Of course, despite the universality of technology, there are many potential information barriers, including those related to culture and language. Of the approximately 30 million uninsured Americans eligible to receive health insurance subsidies through the exchanges, 43% are from multicultural backgrounds; this creates a critical need for culturally sensitive educational materials to help these individuals effectively navigate and use the online marketplace.13

As the 2014 deadline approaches for the start of the exchange, states are at varying stages of implementing their marketplaces. As of July 1, 2012, 13 states had already established exchanges, with most other states still in the planning phase.14 A few states have said they will wait until after the November presidential election to decide whether to create an exchange, and still a few others have chosen not to act at all.
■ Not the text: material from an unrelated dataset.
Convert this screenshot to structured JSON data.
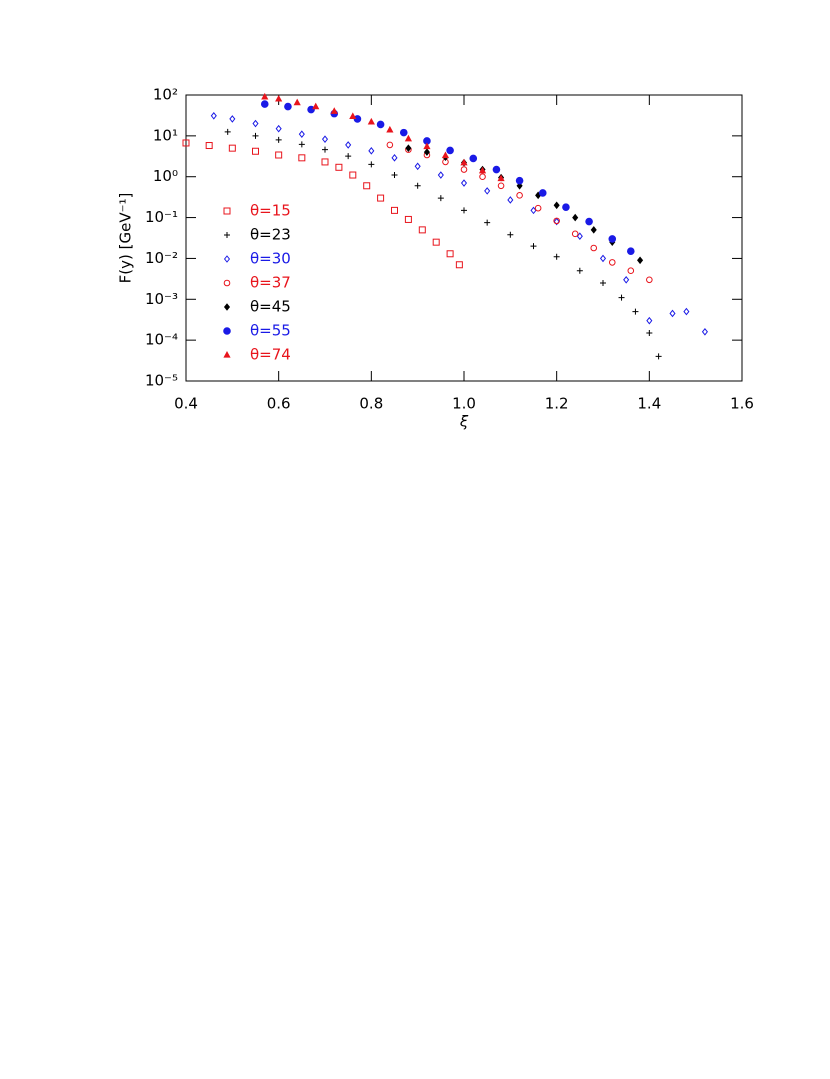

For those states that do not comply with the requirements by the deadline, the government will step in and create a federally regulated exchange for them. But regardless of who is at the helm of these exchanges, education, outreach, and public engagement will be critical in helping consumers determine which health insurance option best fits their needs and in achieving PPACA’s overall goal of improving and expanding health care services to the underserved.